The State Department sent its newly minted adviser for global energy security, Amos Hochstein, to Israel in November to give a heads up on the administration’s plans to ditch support for the pipeline.

And this month, it quietly sent a “non-paper” to the government of Greece, which leaked to the Greek and Turkish press, warning that the pipeline posed a security threat to the region. The US embassy in Athens finally clarified the American position: “We remain committed to physically interconnecting East Med energy to Europe,” its statement read, but “are shifting our focus to electricity interconnectors that can support both gas and renewable energy sources.”

Funny: The president didn’t have a problem giving waivers to Russia’s non-green pipeline to Europe, Nord Stream 2.

Erdogan crowed out loud. If Israeli gas “will be brought to Europe, it can only be done through Turkey,” he told journalists last week, saying Israeli President Isaac Herzog “could visit us in Turkey” to discuss the pipeline.

America’s relationship with Turkey soured mightily during the final Trump years when it booted Turkey from the F-35 program because Ankara was buying Russian S-300 and S-400 missile-defense systems and could not provide guarantees it would not share sensitive US technology with the Kremlin.
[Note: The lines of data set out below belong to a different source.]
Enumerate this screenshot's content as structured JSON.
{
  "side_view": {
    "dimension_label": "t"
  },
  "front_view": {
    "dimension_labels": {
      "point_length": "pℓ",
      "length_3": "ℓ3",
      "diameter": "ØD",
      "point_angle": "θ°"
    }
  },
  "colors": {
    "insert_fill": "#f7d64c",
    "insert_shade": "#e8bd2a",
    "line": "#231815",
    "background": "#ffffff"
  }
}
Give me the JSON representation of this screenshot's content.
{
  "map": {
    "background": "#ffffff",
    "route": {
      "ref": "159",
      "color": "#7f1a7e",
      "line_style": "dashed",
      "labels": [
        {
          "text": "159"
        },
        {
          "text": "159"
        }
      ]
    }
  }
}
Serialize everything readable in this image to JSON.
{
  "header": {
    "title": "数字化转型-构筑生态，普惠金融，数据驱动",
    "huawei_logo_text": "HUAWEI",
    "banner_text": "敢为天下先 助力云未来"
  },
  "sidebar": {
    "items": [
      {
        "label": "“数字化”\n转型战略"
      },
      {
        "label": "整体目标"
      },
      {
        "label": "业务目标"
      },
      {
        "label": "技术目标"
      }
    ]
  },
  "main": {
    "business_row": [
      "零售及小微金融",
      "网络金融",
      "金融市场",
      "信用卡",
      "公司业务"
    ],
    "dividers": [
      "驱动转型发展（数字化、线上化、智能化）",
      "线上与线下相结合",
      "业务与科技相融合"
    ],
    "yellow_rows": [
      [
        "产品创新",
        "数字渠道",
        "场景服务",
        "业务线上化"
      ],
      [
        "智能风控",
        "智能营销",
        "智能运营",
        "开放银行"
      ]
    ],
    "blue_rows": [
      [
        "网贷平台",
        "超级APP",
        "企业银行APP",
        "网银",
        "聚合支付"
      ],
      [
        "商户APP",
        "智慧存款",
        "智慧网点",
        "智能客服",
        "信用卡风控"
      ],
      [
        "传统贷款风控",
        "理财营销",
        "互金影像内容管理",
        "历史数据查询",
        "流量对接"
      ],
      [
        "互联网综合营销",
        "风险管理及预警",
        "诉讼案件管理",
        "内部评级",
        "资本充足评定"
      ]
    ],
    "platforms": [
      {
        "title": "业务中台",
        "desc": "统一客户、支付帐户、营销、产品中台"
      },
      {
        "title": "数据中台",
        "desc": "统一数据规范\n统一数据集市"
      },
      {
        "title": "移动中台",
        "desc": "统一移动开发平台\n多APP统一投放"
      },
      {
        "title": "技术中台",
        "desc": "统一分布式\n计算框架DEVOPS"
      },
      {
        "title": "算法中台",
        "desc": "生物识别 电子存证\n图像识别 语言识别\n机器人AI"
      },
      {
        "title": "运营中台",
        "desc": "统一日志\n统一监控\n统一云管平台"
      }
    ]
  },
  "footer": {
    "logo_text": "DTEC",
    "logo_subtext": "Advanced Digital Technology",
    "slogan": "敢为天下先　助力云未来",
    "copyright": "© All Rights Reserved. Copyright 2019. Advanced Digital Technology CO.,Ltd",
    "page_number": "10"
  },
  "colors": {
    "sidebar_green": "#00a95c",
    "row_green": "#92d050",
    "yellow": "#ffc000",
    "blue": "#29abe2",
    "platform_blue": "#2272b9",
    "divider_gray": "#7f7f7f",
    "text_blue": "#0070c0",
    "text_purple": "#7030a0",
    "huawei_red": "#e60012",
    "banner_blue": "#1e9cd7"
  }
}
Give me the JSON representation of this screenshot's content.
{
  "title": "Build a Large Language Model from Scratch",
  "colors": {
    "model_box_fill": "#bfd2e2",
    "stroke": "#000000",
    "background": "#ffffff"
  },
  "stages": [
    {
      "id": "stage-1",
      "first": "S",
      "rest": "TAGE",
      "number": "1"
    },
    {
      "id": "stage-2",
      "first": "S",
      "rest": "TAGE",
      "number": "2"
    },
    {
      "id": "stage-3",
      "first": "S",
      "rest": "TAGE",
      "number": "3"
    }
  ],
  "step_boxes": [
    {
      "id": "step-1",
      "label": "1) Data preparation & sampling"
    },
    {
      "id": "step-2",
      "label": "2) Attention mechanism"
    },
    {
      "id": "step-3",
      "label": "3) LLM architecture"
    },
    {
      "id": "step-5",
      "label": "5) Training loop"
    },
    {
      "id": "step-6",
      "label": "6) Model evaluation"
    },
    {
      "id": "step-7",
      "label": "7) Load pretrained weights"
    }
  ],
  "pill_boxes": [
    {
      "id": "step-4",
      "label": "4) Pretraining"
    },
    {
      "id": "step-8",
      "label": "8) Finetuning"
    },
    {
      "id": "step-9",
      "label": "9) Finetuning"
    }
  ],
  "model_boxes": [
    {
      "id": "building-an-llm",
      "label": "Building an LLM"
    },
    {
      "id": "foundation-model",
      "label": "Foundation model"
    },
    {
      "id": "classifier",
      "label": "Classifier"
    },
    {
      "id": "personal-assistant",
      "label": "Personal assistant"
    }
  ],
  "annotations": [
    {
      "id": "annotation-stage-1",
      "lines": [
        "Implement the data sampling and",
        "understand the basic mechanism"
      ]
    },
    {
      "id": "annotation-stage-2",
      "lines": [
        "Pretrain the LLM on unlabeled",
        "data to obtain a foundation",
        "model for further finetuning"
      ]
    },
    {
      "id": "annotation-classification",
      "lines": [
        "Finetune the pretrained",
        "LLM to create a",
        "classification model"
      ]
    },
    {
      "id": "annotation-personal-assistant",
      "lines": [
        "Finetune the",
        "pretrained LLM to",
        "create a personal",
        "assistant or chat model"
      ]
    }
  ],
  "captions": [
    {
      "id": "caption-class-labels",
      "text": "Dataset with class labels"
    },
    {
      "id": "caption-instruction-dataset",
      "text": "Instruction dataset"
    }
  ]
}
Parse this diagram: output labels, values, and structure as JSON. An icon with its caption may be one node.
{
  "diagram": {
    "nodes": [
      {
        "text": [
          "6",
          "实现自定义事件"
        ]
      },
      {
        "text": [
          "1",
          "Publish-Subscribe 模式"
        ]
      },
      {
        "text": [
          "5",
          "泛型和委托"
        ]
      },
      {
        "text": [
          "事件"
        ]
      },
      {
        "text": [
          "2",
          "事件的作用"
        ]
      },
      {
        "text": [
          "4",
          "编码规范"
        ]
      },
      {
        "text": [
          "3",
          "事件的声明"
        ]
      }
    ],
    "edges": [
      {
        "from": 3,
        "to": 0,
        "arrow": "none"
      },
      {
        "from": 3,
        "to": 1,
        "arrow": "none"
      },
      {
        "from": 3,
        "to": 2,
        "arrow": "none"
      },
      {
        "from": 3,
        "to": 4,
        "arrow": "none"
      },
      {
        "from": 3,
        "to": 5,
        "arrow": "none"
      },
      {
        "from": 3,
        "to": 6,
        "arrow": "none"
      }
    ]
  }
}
While Erdogan revels in throwing his weight around, he also is desperate to get back in America’s good graces, meeting with Biden at the G20 summit in Rome in October in an attempt to patch things up.

And Biden? His woke national-security and foreign-policy B-team seem more eager to subsidize electric cars for the rich than to provide cheap oil and gas to the American middle class or to deter America’s adversaries.